Another video changes into a commercial and then a loud clap of thunder quiets us.
“It’s really raining hard,” he says.
“Yes, it’s raining hard,” I say.
“Are you seeing anyone there?” he asks. “I mean, at school.”
“Some Sophomore from the South who rides a motorcycle. I can’t explain it,” I say and then realize that it’s a pretty accurate description of Sean and it makes him look a lot less glamorous than he once seemed. Because, what else is there to say about him? There’s a minute here where I cannot remember his name, can’t even picture features, a face, any sort of shape. “What about you?” I choke, dreading the answer.
“What about me?” he asks. What a finely honed sense of humor.
“Have you ‘met’ anyone?” I rephrase the question.
“‘Met’ anyone?” he asks coyly.
“Who are you fucking? Is that better? I mean, I don’t really want to know. I’m just making conversation.”
“Oh God,” he sighs. “Some guy from Brown. He studies Semiotics. I think it’s the study of laundry or something. Anyway, he’s on the crew team. I see him weekends, you know.”
“Who else?” I ask. “How about at school?”
“Oh this guy from California, from Encino, named Jaime. Transfer from U.C.L.A. Blond, Jewish. He’s on the crew team also.”
“That is such a lie,” I have to blurt out.
“What?” He gets embarrassed, looks shocked. “What do you mean?”
“You always say you’re seeing someone on the ‘crew’ team. And you never are. What is a ‘crew’ team?” I ask and I notice that we have been whispering the entire conversation. “There’s not a crew team at Sarah Lawrence, you nitwit. You think you’re going to get away with lying to me?”
“Oh shut up, you’re completely crazy,” he says, disgusted with me, waving me away.

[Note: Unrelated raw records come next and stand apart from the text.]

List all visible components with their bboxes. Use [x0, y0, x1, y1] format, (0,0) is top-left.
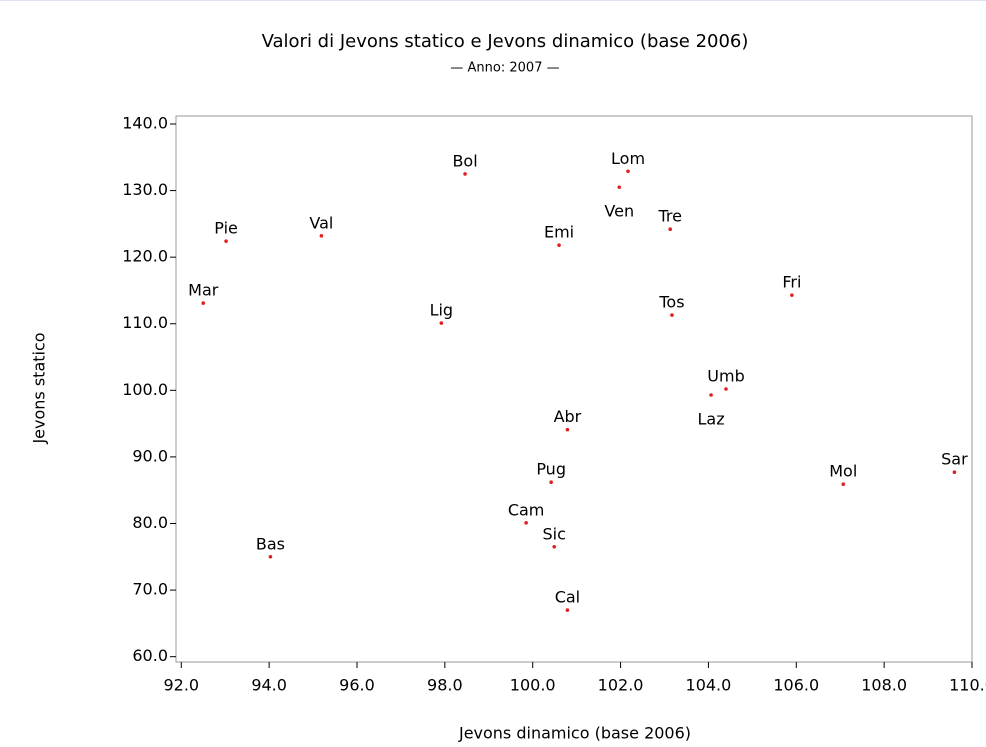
point-label: Abr	[554, 407, 582, 426]
point-label: Mol	[829, 462, 857, 481]
x-tick-label: 96.0	[339, 676, 375, 695]
point-label: Ven	[604, 202, 634, 221]
y-tick-label: 130.0	[122, 180, 168, 199]
point	[626, 169, 630, 174]
point	[201, 301, 206, 305]
chart-title: Valori di Jevons statico e Jevons dinami…	[262, 31, 749, 52]
plot-frame	[175, 115, 973, 663]
point	[790, 293, 794, 297]
point-label: Lig	[430, 301, 454, 320]
point	[439, 321, 444, 325]
x-tick-label: 92.0	[163, 676, 199, 695]
x-tick-label: 106.0	[773, 676, 819, 695]
point-label: Val	[309, 213, 333, 232]
x-tick-label: 108.0	[861, 676, 907, 695]
point-label: Pug	[536, 460, 566, 479]
point	[565, 608, 570, 612]
y-axis-label: Jevons statico	[30, 332, 49, 444]
point-label: Tre	[657, 207, 682, 226]
point-label: Tos	[658, 293, 684, 312]
point-label: Pie	[214, 219, 238, 238]
point	[617, 185, 622, 190]
y-tick-label: 70.0	[132, 580, 168, 599]
y-tick-label: 80.0	[132, 513, 168, 532]
point	[709, 393, 713, 397]
point-label: Bol	[452, 151, 477, 170]
point-label: Fri	[782, 273, 801, 292]
point	[557, 243, 561, 247]
x-tick-label: 100.0	[510, 676, 556, 695]
point-label: Lom	[611, 149, 645, 168]
point-label: Sic	[543, 524, 566, 543]
point	[952, 470, 957, 475]
point	[224, 239, 228, 243]
y-tick-label: 140.0	[122, 113, 168, 132]
point-label: Sar	[941, 450, 968, 469]
point	[565, 427, 570, 432]
y-tick-label: 100.0	[122, 380, 168, 399]
point-label: Laz	[697, 409, 724, 428]
point	[724, 387, 728, 391]
point	[841, 482, 846, 487]
point-label: Cal	[555, 588, 580, 607]
y-tick-label: 120.0	[122, 247, 168, 266]
point	[552, 545, 557, 549]
x-tick-label: 94.0	[251, 676, 287, 695]
x-tick-label: 98.0	[427, 676, 463, 695]
chart-subtitle: — Anno: 2007 —	[450, 61, 559, 76]
x-tick-label: 104.0	[686, 676, 732, 695]
y-tick-label: 90.0	[132, 446, 168, 465]
point	[668, 227, 673, 231]
x-tick-label: 102.0	[598, 676, 644, 695]
x-axis-label: Jevons dinamico (base 2006)	[458, 724, 691, 743]
point-label: Emi	[544, 223, 574, 242]
point-label: Cam	[508, 500, 545, 519]
point-label: Umb	[707, 367, 744, 386]
y-tick-label: 60.0	[132, 646, 168, 665]
x-tick-label: 110.0	[949, 676, 986, 695]
point	[463, 172, 467, 176]
point-label: Bas	[256, 534, 285, 553]
point	[524, 521, 528, 525]
y-tick-label: 110.0	[122, 313, 168, 332]
point	[268, 554, 273, 559]
point	[670, 313, 674, 317]
point-label: Mar	[188, 281, 219, 300]
point	[319, 234, 324, 238]
point	[549, 480, 553, 485]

We watch some more TV and listen to the music coming from the cassette player at the same time and finish off the J.D. After we’ve smoked all the cigarettes in the room, he finally asks, “How is yours going?”
I say, “It’s not.”
He leans over and looks out the window. Richard has a really nice body.
I pick up the bottle and cough as I swallow the last drops.
Richard says, “You know it’s bad when you can see the rain at night.”
We’re quiet for a minute and he looks at me and I start to laugh at him.
“What’s so funny?” he asks, smiling.
“‘You know it’s bad when you can see the rain at night?’ What is that? A fucking Bonnie Tyler song?”
The liquor has made me feel good and he leans up close, laughing also, and I can smell the warm scotch on his breath and he kisses me too hard at first and I push him back a little and I can feel the line where stubble and lip meet and I think I hear a door open and close somewhere and I don’t care whether it’s Mrs. Jared or my mother, drunk, in lieu of divorce, asleep by Seconal, in a nightgown from Marshall Fields, and though I don’t want to, we undress each other and I go to bed with Richard. Afterwards, early in the morning, pre-dawn, without saying goodbye to anyone, I pack quietly and walk to the bus station in the rain and take the first bus back to Camden.